Soundtoys史上、もっとも過激なプラグインDevil-Locを解説していきます。問答無用で潰すだけのプラグインなので、解説すべきことはほとんどないかもしれません。
音を歪ませる、という目的は同じであれ、その方向性はDecapitatorとは大きく異なります。Soundtoys Decapitatorを徹底解説!
オリジナルは、マイクなどで有名なShure社によるLevel-LocというPA機材用の音響リミッターです。大会場におけるスピーカーへの負担軽減、つまり入力が大きすぎると音響スピーカーが飛んでしまうので、それを防ぐために音量を制限するというのが本来の使い方。

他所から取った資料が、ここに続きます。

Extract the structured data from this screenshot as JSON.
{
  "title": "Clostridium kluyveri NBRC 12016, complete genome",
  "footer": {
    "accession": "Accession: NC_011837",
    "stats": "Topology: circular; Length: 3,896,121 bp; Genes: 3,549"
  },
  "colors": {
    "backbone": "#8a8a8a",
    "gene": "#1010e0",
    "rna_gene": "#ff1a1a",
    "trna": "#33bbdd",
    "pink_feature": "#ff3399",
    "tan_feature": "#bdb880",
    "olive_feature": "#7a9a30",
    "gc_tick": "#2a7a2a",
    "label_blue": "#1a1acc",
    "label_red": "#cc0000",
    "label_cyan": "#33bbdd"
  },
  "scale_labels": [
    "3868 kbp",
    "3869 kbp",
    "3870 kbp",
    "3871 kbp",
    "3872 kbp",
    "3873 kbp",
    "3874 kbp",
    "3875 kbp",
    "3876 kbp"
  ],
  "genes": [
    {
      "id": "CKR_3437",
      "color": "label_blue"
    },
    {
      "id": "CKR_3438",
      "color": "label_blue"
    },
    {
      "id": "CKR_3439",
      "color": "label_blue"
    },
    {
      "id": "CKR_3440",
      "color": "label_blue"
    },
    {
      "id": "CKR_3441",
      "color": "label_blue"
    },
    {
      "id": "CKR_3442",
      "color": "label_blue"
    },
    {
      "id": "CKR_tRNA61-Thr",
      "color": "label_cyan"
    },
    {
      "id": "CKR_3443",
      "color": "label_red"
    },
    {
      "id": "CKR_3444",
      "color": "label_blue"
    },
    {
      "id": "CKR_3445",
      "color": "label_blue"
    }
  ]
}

しかし、入力を過剰に上げた時に起こる過激なリミッティング、つまり独特の音の潰れ具合を気に入ったエンジニアがサウンドメイクのために使うようになりました、その使い方を念頭にモデリングしたのが、このプラグインです。音楽において、本来の使い方からは外れた活用法で真価を発揮する機材は多いですが、これもそのひとつになります。
使い方について
なので、使い方はシンプルです。Crushを上げて、潰すべし。Crunchはcrushで潰した音をより荒々しく、クランチな音にします。音量も上がるので注意。Releaseは潰した後の音の戻り方ですが、Fastだとより切れ味の良い音になります。Darknessは数値を上げると、高音域が削れて暗い音に。音を潰す際に耳に痛い部分を抑えるのに使います。MIXはパラレル・プロセッシング用で、原音と潰した音を程よく混ぜることで、潰れつつも輪郭のある音にします。

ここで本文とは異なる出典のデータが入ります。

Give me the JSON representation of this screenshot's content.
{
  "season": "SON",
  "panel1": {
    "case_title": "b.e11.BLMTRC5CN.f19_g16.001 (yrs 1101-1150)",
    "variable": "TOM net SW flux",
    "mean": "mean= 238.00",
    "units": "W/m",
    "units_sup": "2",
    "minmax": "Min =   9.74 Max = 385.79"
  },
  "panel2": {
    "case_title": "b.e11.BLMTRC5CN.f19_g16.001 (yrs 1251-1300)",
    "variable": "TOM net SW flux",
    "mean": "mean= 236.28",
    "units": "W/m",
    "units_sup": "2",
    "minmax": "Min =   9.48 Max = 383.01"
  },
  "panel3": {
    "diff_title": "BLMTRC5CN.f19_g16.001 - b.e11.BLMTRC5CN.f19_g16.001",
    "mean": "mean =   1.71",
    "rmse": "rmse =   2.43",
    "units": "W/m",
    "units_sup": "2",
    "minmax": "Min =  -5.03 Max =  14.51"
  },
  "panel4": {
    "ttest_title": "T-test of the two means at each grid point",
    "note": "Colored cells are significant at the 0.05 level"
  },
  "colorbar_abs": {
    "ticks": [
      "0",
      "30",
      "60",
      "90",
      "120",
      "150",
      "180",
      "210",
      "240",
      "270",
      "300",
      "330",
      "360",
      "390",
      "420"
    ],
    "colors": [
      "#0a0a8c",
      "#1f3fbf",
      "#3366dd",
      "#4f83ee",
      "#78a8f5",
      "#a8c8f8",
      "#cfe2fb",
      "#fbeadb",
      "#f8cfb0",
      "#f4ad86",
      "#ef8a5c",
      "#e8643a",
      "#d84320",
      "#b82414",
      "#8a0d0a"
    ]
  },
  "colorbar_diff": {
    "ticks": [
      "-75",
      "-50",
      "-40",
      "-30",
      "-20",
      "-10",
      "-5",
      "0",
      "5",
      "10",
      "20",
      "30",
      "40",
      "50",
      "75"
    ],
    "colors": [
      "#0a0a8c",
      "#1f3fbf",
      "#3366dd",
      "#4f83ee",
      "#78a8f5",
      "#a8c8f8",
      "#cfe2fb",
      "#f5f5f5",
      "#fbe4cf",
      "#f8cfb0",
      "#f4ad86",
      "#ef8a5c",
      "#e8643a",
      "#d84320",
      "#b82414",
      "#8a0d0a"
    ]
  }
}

これは音を完全に変え切ってしまうための道具であるという前提で、音を歪ませたいもの全てに使えます。ボーカルに使えば、アメリカンなファットなサウンドにできますし、ドラムにかければ凶暴なドラムサウンドになります。リバーブにかけるのもアリです。例えば、スネアとそのリバーヴに合わせて掛けると、稲妻のような凶暴なサウンドを生み出せます。
なににせよ、このプラグインの特性上、音を潰した後はDARKNESSやEQで耳に痛い部分などを調整する必要が出てきます。また、入力段階で過剰な低音があると、低音にだけ反応するという事態も起こるかもしれません。残念ながら、このプラグインにはローカット・フィルターがないので、各自自分でやる必要があります。
補足など
Devil Locに限りませんが、いくつかのsoundtoysのプラグインにはミニバージョンが出ています。これの場合は、Devil Loc とDevil Loc Deluxeとなります。
Devil-Locは二つしかノブがなく、MIXもないので使い勝手はあまり良くないです。DeluxeにあるMIXを使って原音を足した程よいバランスをもった歪みサウンドを作れます。